Con un veloz movimiento, fruto de décadas de entrenamiento, él extrajo una daga de su cinturón y la apoyó, casi con deliciosa indolencia, sobre la yugular anterior derecha de Eli-zabad. El filo estaba frío, y ella pudo sentir como se abría paso entre la piel.
-Contaré hasta cinco –de nuevo, la calma siniestra y temible se había adueñado de la voz de su esposo, que desgranaba palabras con más delicadeza que si se tratasen de versos de amor-. Más os vale haberme dicho lo que quiero saber cuando termine de contar. Uno…
Aguanta. Si no le dices nada, no sabrás nada.
… dos…
No sabes nada. No puede hacerte decir nada.
… tres…
No sabes nada. No hay nada que debas decirle.
… cuatro…
Todo va bien. No puede tocar mi mente. Dioses, por favor. Que no pueda tocar mi mente.
-¿Mi señor?
La puerta de la habitación se abrió y entró un paje, deteniéndose sorprendido ante la grotesca escena.
-¡Mi señor! ¿Qué ocurre?
El hombre se giró, furioso, hacia el paje, soltando a Eli-zabad. Ella jadeó ruidosamente, aspirando con ansia todo el aire del que era capaz.
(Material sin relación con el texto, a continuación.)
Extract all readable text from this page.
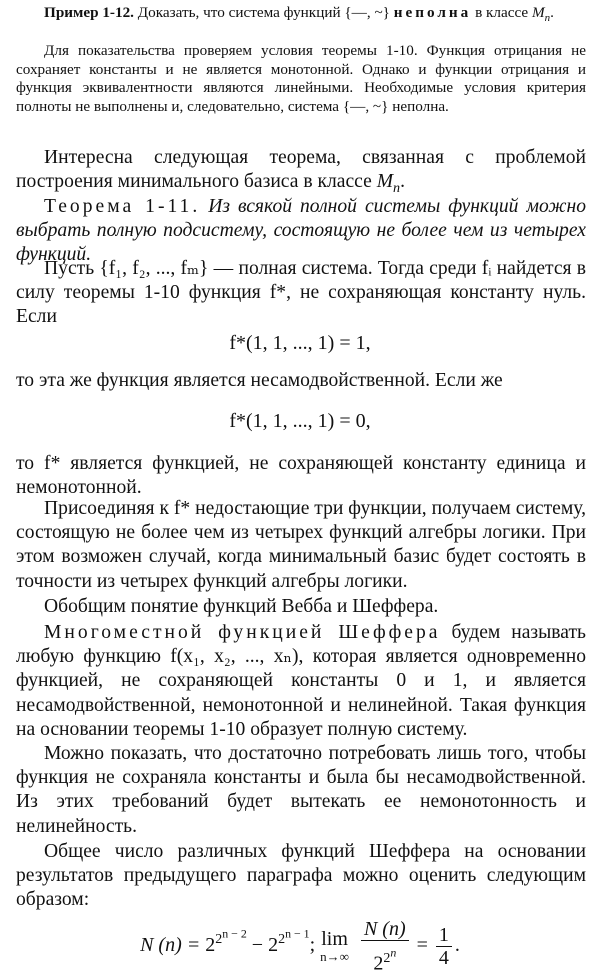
Пример 1-12. Доказать, что система функций {—, ~} неполна в классе $M_n$.

Для показательства проверяем условия теоремы 1-10. Функция отрицания не сохраняет константы и не является монотонной. Однако и функции отрицания и функция эквивалентности являются линейными. Необходимые условия критерия полноты не выполнены и, следовательно, система {—, ~} неполна.

Интересна следующая теорема, связанная с проблемой построения минимального базиса в классе $M_n$.

Теорема 1-11. Из всякой полной системы функций можно выбрать полную подсистему, состоящую не более чем из четырех функций.

Пусть {f₁, f₂, ..., fₘ} — полная система. Тогда среди fᵢ найдется в силу теоремы 1-10 функция f*, не сохраняющая константу нуль. Если

f*(1, 1, ..., 1) = 1,

то эта же функция является несамодвойственной. Если же

f*(1, 1, ..., 1) = 0,

то f* является функцией, не сохраняющей константу единица и немонотонной.

Присоединяя к f* недостающие три функции, получаем систему, состоящую не более чем из четырех функций алгебры логики. При этом возможен случай, когда минимальный базис будет состоять в точности из четырех функций алгебры логики.

Обобщим понятие функций Вебба и Шеффера.

Многоместной функцией Шеффера будем называть любую функцию f(x₁, x₂, ..., xₙ), которая является одновременно функцией, не сохраняющей константы 0 и 1, и является несамодвойственной, немонотонной и нелинейной. Такая функция на основании теоремы 1-10 образует полную систему.

Можно показать, что достаточно потребовать лишь того, чтобы функция не сохраняла константы и была бы несамодвойственной. Из этих требований будет вытекать ее немонотонность и нелинейность.

Общее число различных функций Шеффера на основании результатов предыдущего параграфа можно оценить следующим образом:

N $(n) = 2^{2^{n - 2}} - 2^{2^{n - 1}}$; lim
n→∞
$\frac{N (n)}{2^{2^n}} = \frac{1}{4}$ .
-¿Qué? -preguntó él, furioso, pero consciente de que no podría descargar su ira sobre un sirviente ajeno.
-El señor… Lord Sergei os llama… -el paje retrocedió, visiblemente asustado. La fama de violento y temible de su interlocutor era de sobras conocida por todos. Una vez transmitido su mensaje, se desvaneció tan rápido como pudo.
La daga fue devuelta delicadamente a su vaina, y su dueño esbozó una cruel y refinada sonrisa hacia su mujer.
-Veamos qué quiere. Vos podéis esperar, a fin de cuentas, no me importa… posponer lo inevitable.
Tan sigiloso y rápido como había llegado, salió del dormitorio cerrando la puerta con una enorme llave, tan negra como el ánimo de Eli-zabad. En el suelo, el ave de plata destellaba con suavidad.